The brothers manage to lure Baxbakwalanuksiwe’ into a pit and throw hot stones on top of him until he dies. With the giant’s death, the men acquire mystical power and sacred treasures from him, including wooden whistles, a bear mask, bird masks, costumes, and a Hamatsa pole, all used in later ritual performances.
In preparation for the dance ceremony, members of the Hamatsa society abduct the Hamatsa initiate, a young man about to enter adulthood, and take him into the forest to a secret location, where he learns the secret traditions of the society and undergoes ritual cleansing to increase his receptivity to the spirit of Baxbakwalanuksiwe’.

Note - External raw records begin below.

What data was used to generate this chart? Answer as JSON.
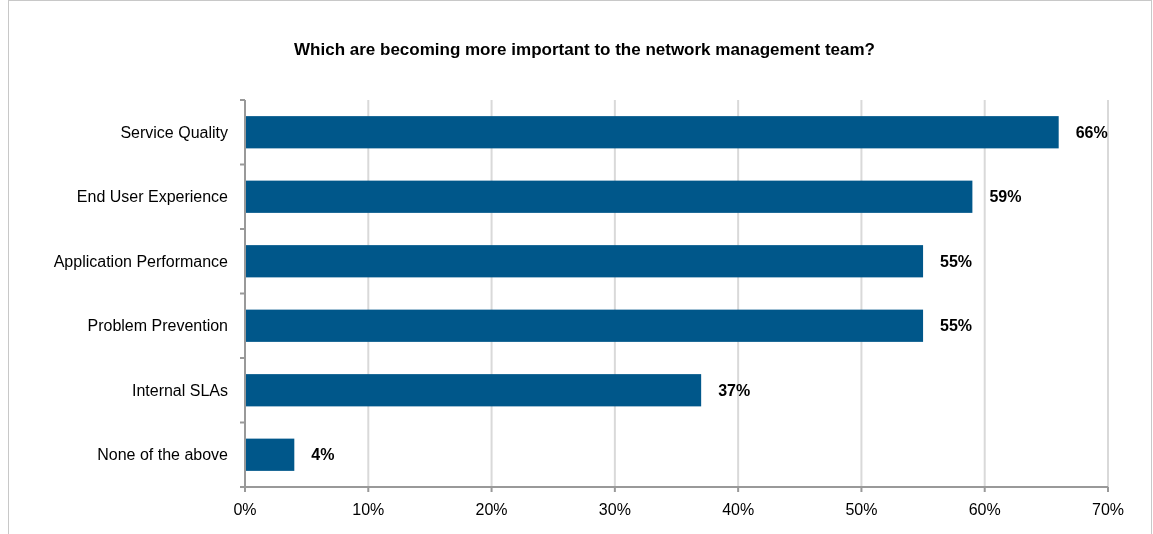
{
  "chart_data": {
    "type": "bar",
    "orientation": "horizontal",
    "title": "Which are becoming more important to the network management team?",
    "categories": [
      "Service Quality",
      "End User Experience",
      "Application Performance",
      "Problem Prevention",
      "Internal SLAs",
      "None of the above"
    ],
    "values": [
      66,
      59,
      55,
      55,
      37,
      4
    ],
    "color": "#00578a",
    "xlim": [
      0,
      70
    ],
    "xticks": [
      {
        "value": 0,
        "label": "0%"
      },
      {
        "value": 10,
        "label": "10%"
      },
      {
        "value": 20,
        "label": "20%"
      },
      {
        "value": 30,
        "label": "30%"
      },
      {
        "value": 40,
        "label": "40%"
      },
      {
        "value": 50,
        "label": "50%"
      },
      {
        "value": 60,
        "label": "60%"
      },
      {
        "value": 70,
        "label": "70%"
      }
    ],
    "grid": "x",
    "value_labels": [
      "66%",
      "59%",
      "55%",
      "55%",
      "37%",
      "4%"
    ]
  }
}
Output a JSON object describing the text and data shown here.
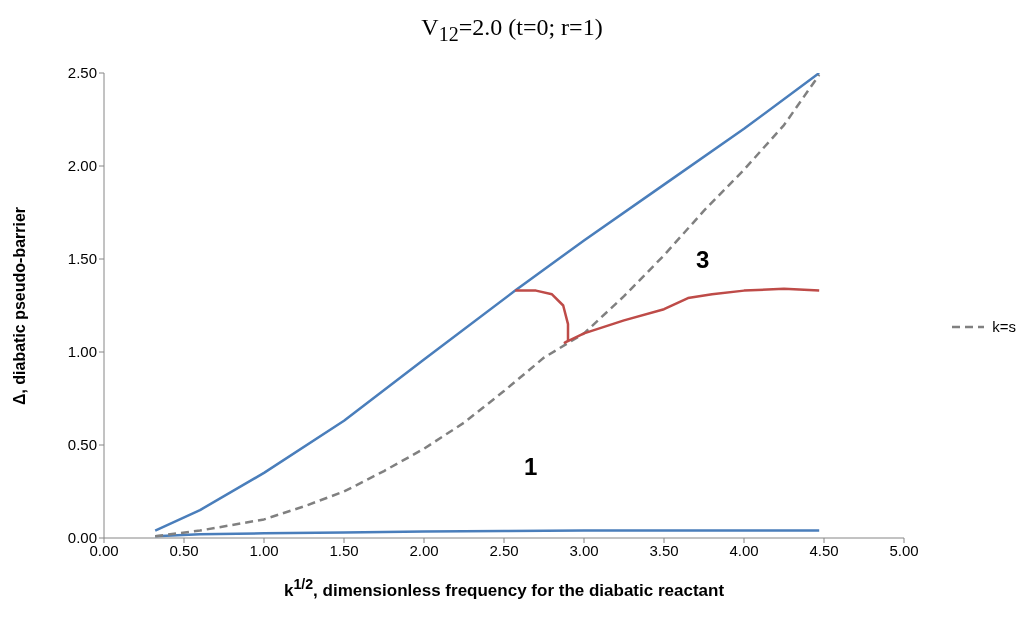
{
  "chart_data": {
    "type": "line",
    "title": "V$_{12}$=2.0 (t=0; r=1)",
    "xlabel": "k$^{1/2}$, dimensionless frequency for the diabatic reactant",
    "ylabel": "Δ, diabatic pseudo-barrier",
    "series": [
      {
        "color": "#4a7ebb",
        "x": [
          0.32,
          0.6,
          1.0,
          1.5,
          2.0,
          2.57,
          3.0,
          3.5,
          4.0,
          4.47
        ],
        "values": [
          0.04,
          0.15,
          0.35,
          0.63,
          0.96,
          1.33,
          1.6,
          1.9,
          2.2,
          2.5
        ]
      },
      {
        "color": "#4a7ebb",
        "x": [
          0.32,
          0.6,
          1.0,
          1.5,
          2.0,
          2.5,
          3.0,
          3.5,
          4.0,
          4.47
        ],
        "values": [
          0.01,
          0.02,
          0.025,
          0.03,
          0.035,
          0.038,
          0.04,
          0.04,
          0.04,
          0.04
        ]
      },
      {
        "name": "k=s",
        "color": "#808080",
        "line_style": "dashed",
        "x": [
          0.32,
          0.6,
          1.0,
          1.25,
          1.5,
          1.75,
          2.0,
          2.25,
          2.5,
          2.75,
          3.0,
          3.25,
          3.5,
          3.75,
          4.0,
          4.25,
          4.47
        ],
        "values": [
          0.01,
          0.04,
          0.1,
          0.17,
          0.25,
          0.36,
          0.48,
          0.62,
          0.79,
          0.97,
          1.1,
          1.3,
          1.52,
          1.76,
          1.98,
          2.22,
          2.49
        ]
      },
      {
        "color": "#be4b48",
        "x": [
          2.57,
          2.7,
          2.8,
          2.87,
          2.9,
          2.9,
          2.88,
          3.0,
          3.25,
          3.5,
          3.65,
          3.8,
          4.0,
          4.25,
          4.47
        ],
        "values": [
          1.33,
          1.33,
          1.31,
          1.25,
          1.15,
          1.06,
          1.05,
          1.1,
          1.17,
          1.23,
          1.29,
          1.31,
          1.33,
          1.34,
          1.33
        ]
      }
    ],
    "xlim": [
      0,
      5
    ],
    "xticks": [
      {
        "value": 0,
        "label": "0.00"
      },
      {
        "value": 0.5,
        "label": "0.50"
      },
      {
        "value": 1,
        "label": "1.00"
      },
      {
        "value": 1.5,
        "label": "1.50"
      },
      {
        "value": 2,
        "label": "2.00"
      },
      {
        "value": 2.5,
        "label": "2.50"
      },
      {
        "value": 3,
        "label": "3.00"
      },
      {
        "value": 3.5,
        "label": "3.50"
      },
      {
        "value": 4,
        "label": "4.00"
      },
      {
        "value": 4.5,
        "label": "4.50"
      },
      {
        "value": 5,
        "label": "5.00"
      }
    ],
    "ylim": [
      0,
      2.5
    ],
    "yticks": [
      {
        "value": 0,
        "label": "0.00"
      },
      {
        "value": 0.5,
        "label": "0.50"
      },
      {
        "value": 1,
        "label": "1.00"
      },
      {
        "value": 1.5,
        "label": "1.50"
      },
      {
        "value": 2,
        "label": "2.00"
      },
      {
        "value": 2.5,
        "label": "2.50"
      }
    ],
    "annotations": [
      "3",
      "1"
    ],
    "grid": false,
    "legend": "right",
    "marker": "none"
  }
}
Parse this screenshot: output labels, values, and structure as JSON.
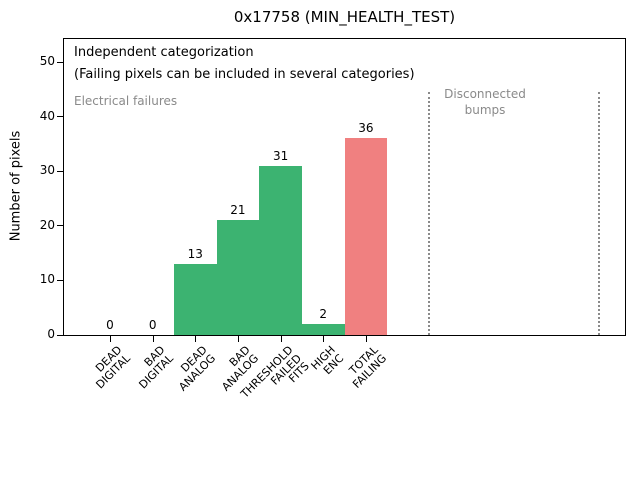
{
  "chart_data": {
    "type": "bar",
    "title": "0x17758 (MIN_HEALTH_TEST)",
    "xlabel": "",
    "ylabel": "Number of pixels",
    "ylim": [
      0,
      54.4
    ],
    "yticks": [
      0,
      10,
      20,
      30,
      40,
      50
    ],
    "grid": false,
    "legend": null,
    "categories": [
      "DEAD\nDIGITAL",
      "BAD\nDIGITAL",
      "DEAD\nANALOG",
      "BAD\nANALOG",
      "THRESHOLD\nFAILED\nFITS",
      "HIGH\nENC",
      "TOTAL\nFAILING"
    ],
    "values": [
      0,
      0,
      13,
      21,
      31,
      2,
      36
    ],
    "bar_colors": [
      "#3cb371",
      "#3cb371",
      "#3cb371",
      "#3cb371",
      "#3cb371",
      "#3cb371",
      "#f08080"
    ],
    "colors": {
      "green_category_bar": "#3cb371",
      "red_total_bar": "#f08080",
      "region_text_gray": "#8a8a8a",
      "axis_black": "#000000"
    },
    "annotations": [
      {
        "text": "Independent categorization",
        "color": "#000000"
      },
      {
        "text": "(Failing pixels can be included in several categories)",
        "color": "#000000"
      },
      {
        "text": "Electrical failures",
        "color": "#8a8a8a"
      },
      {
        "text": "Disconnected\nbumps",
        "color": "#8a8a8a"
      }
    ]
  }
}
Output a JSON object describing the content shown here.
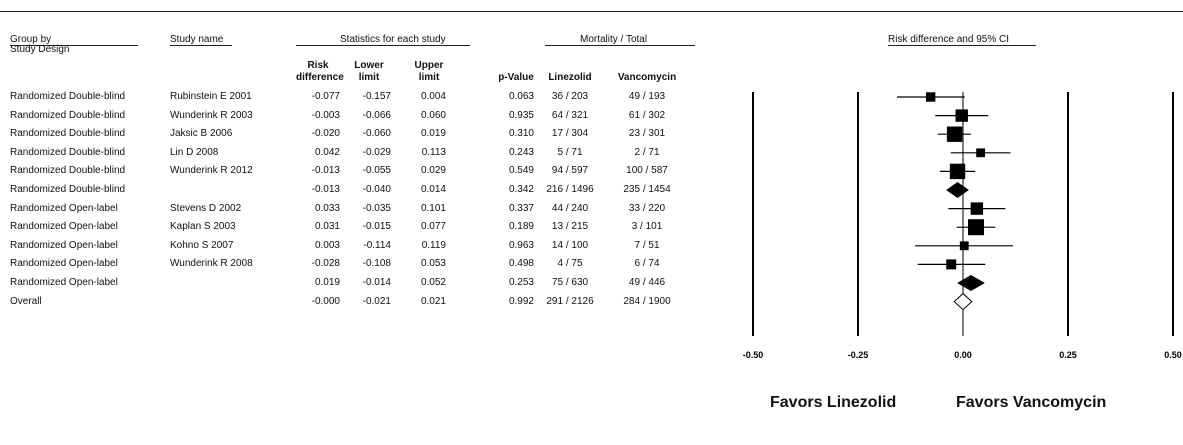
{
  "headers": {
    "group_by": "Group by",
    "study_design": "Study Design",
    "study_name": "Study name",
    "stats_group": "Statistics for each study",
    "mortality_group": "Mortality / Total",
    "plot_title": "Risk difference and 95% CI",
    "risk_difference": "Risk difference",
    "lower_limit": "Lower limit",
    "upper_limit": "Upper limit",
    "p_value": "p-Value",
    "linezolid": "Linezolid",
    "vancomycin": "Vancomycin"
  },
  "rows": [
    {
      "group": "Randomized Double-blind",
      "study": "Rubinstein E 2001",
      "rd": "-0.077",
      "lower": "-0.157",
      "upper": "0.004",
      "p": "0.063",
      "lin": "36 / 203",
      "van": "49 / 193"
    },
    {
      "group": "Randomized Double-blind",
      "study": "Wunderink R 2003",
      "rd": "-0.003",
      "lower": "-0.066",
      "upper": "0.060",
      "p": "0.935",
      "lin": "64 / 321",
      "van": "61 / 302"
    },
    {
      "group": "Randomized Double-blind",
      "study": "Jaksic B 2006",
      "rd": "-0.020",
      "lower": "-0.060",
      "upper": "0.019",
      "p": "0.310",
      "lin": "17 / 304",
      "van": "23 / 301"
    },
    {
      "group": "Randomized Double-blind",
      "study": "Lin D 2008",
      "rd": "0.042",
      "lower": "-0.029",
      "upper": "0.113",
      "p": "0.243",
      "lin": "5 / 71",
      "van": "2 / 71"
    },
    {
      "group": "Randomized Double-blind",
      "study": "Wunderink R 2012",
      "rd": "-0.013",
      "lower": "-0.055",
      "upper": "0.029",
      "p": "0.549",
      "lin": "94 / 597",
      "van": "100 / 587"
    },
    {
      "group": "Randomized Double-blind",
      "study": "",
      "rd": "-0.013",
      "lower": "-0.040",
      "upper": "0.014",
      "p": "0.342",
      "lin": "216 / 1496",
      "van": "235 / 1454"
    },
    {
      "group": "Randomized Open-label",
      "study": "Stevens D 2002",
      "rd": "0.033",
      "lower": "-0.035",
      "upper": "0.101",
      "p": "0.337",
      "lin": "44 / 240",
      "van": "33 / 220"
    },
    {
      "group": "Randomized Open-label",
      "study": "Kaplan S 2003",
      "rd": "0.031",
      "lower": "-0.015",
      "upper": "0.077",
      "p": "0.189",
      "lin": "13 / 215",
      "van": "3 / 101"
    },
    {
      "group": "Randomized Open-label",
      "study": "Kohno S 2007",
      "rd": "0.003",
      "lower": "-0.114",
      "upper": "0.119",
      "p": "0.963",
      "lin": "14 / 100",
      "van": "7 / 51"
    },
    {
      "group": "Randomized Open-label",
      "study": "Wunderink R 2008",
      "rd": "-0.028",
      "lower": "-0.108",
      "upper": "0.053",
      "p": "0.498",
      "lin": "4 / 75",
      "van": "6 / 74"
    },
    {
      "group": "Randomized Open-label",
      "study": "",
      "rd": "0.019",
      "lower": "-0.014",
      "upper": "0.052",
      "p": "0.253",
      "lin": "75 / 630",
      "van": "49 / 446"
    },
    {
      "group": "Overall",
      "study": "",
      "rd": "-0.000",
      "lower": "-0.021",
      "upper": "0.021",
      "p": "0.992",
      "lin": "291 / 2126",
      "van": "284 / 1900"
    }
  ],
  "chart_data": {
    "type": "forest",
    "title": "Risk difference and 95% CI",
    "xlim": [
      -0.5,
      0.5
    ],
    "ticks": [
      "-0.50",
      "-0.25",
      "0.00",
      "0.25",
      "0.50"
    ],
    "tick_values": [
      -0.5,
      -0.25,
      0,
      0.25,
      0.5
    ],
    "points": [
      {
        "rd": -0.077,
        "lower": -0.157,
        "upper": 0.004,
        "kind": "study",
        "weight": 0.45
      },
      {
        "rd": -0.003,
        "lower": -0.066,
        "upper": 0.06,
        "kind": "study",
        "weight": 0.7
      },
      {
        "rd": -0.02,
        "lower": -0.06,
        "upper": 0.019,
        "kind": "study",
        "weight": 0.95
      },
      {
        "rd": 0.042,
        "lower": -0.029,
        "upper": 0.113,
        "kind": "study",
        "weight": 0.4
      },
      {
        "rd": -0.013,
        "lower": -0.055,
        "upper": 0.029,
        "kind": "study",
        "weight": 0.95
      },
      {
        "rd": -0.013,
        "lower": -0.04,
        "upper": 0.014,
        "kind": "subtotal"
      },
      {
        "rd": 0.033,
        "lower": -0.035,
        "upper": 0.101,
        "kind": "study",
        "weight": 0.7
      },
      {
        "rd": 0.031,
        "lower": -0.015,
        "upper": 0.077,
        "kind": "study",
        "weight": 1.0
      },
      {
        "rd": 0.003,
        "lower": -0.114,
        "upper": 0.119,
        "kind": "study",
        "weight": 0.4
      },
      {
        "rd": -0.028,
        "lower": -0.108,
        "upper": 0.053,
        "kind": "study",
        "weight": 0.5
      },
      {
        "rd": 0.019,
        "lower": -0.014,
        "upper": 0.052,
        "kind": "subtotal"
      },
      {
        "rd": -0.0,
        "lower": -0.021,
        "upper": 0.021,
        "kind": "overall"
      }
    ],
    "favors_left": "Favors Linezolid",
    "favors_right": "Favors Vancomycin"
  }
}
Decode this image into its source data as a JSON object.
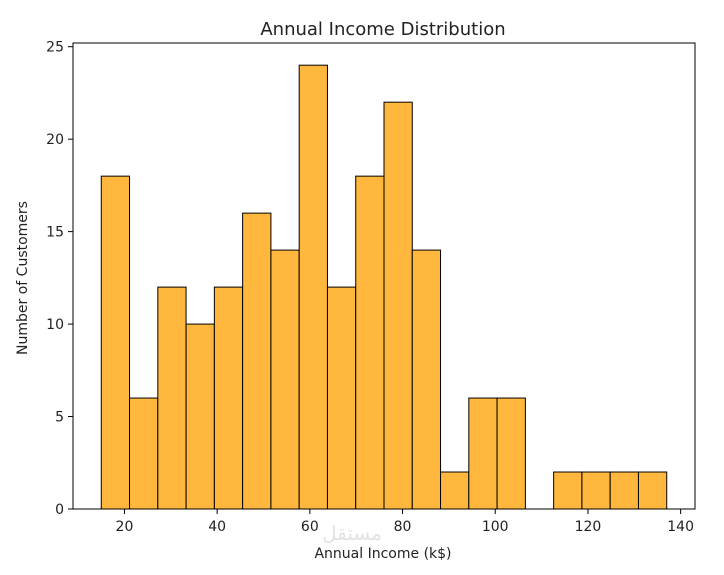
{
  "chart_data": {
    "type": "bar",
    "title": "Annual Income Distribution",
    "xlabel": "Annual Income (k$)",
    "ylabel": "Number of Customers",
    "bin_start": 15,
    "bin_width": 6.1,
    "values": [
      18,
      6,
      12,
      10,
      12,
      16,
      14,
      24,
      12,
      18,
      22,
      14,
      2,
      6,
      6,
      0,
      2,
      2,
      2,
      2
    ],
    "xlim": [
      8.9,
      143.1
    ],
    "ylim": [
      0,
      25.2
    ],
    "x_ticks": [
      20,
      40,
      60,
      80,
      100,
      120,
      140
    ],
    "y_ticks": [
      0,
      5,
      10,
      15,
      20,
      25
    ],
    "bar_color": "#FFB83D",
    "edge_color": "#000000",
    "grid": false,
    "legend": "none"
  },
  "watermark": "مستقل"
}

During the dance festival, attended by many clan members and guests, Hamatsa society dancers call forth the spirit of the cannibal giant and bring the initiate to the ceremonial house. He wears hemlock boughs to signal his wild state. The veteran Hamatsa dancers guide him about the longhouse as he gnashes his teeth and even attempts to bite members of the audience. Subsequent dances recount the tale of Baxbakwalanuksiwe’, and the giant man-eating birds dance around the fire. Ultimately, the society members, together with a female relative, the Hiligaxste’, succeed in taming the Hamatsa initiate, replacing the hemlock with woven cedar-bark ritual garments. For the final dance, the Hamatsa initiate appears in a blanket with skulls to represent the taming of the cannibal spirit, his readiness to assume a leadership role, and his achievement of inner balance that will shape his relationship with the world around him.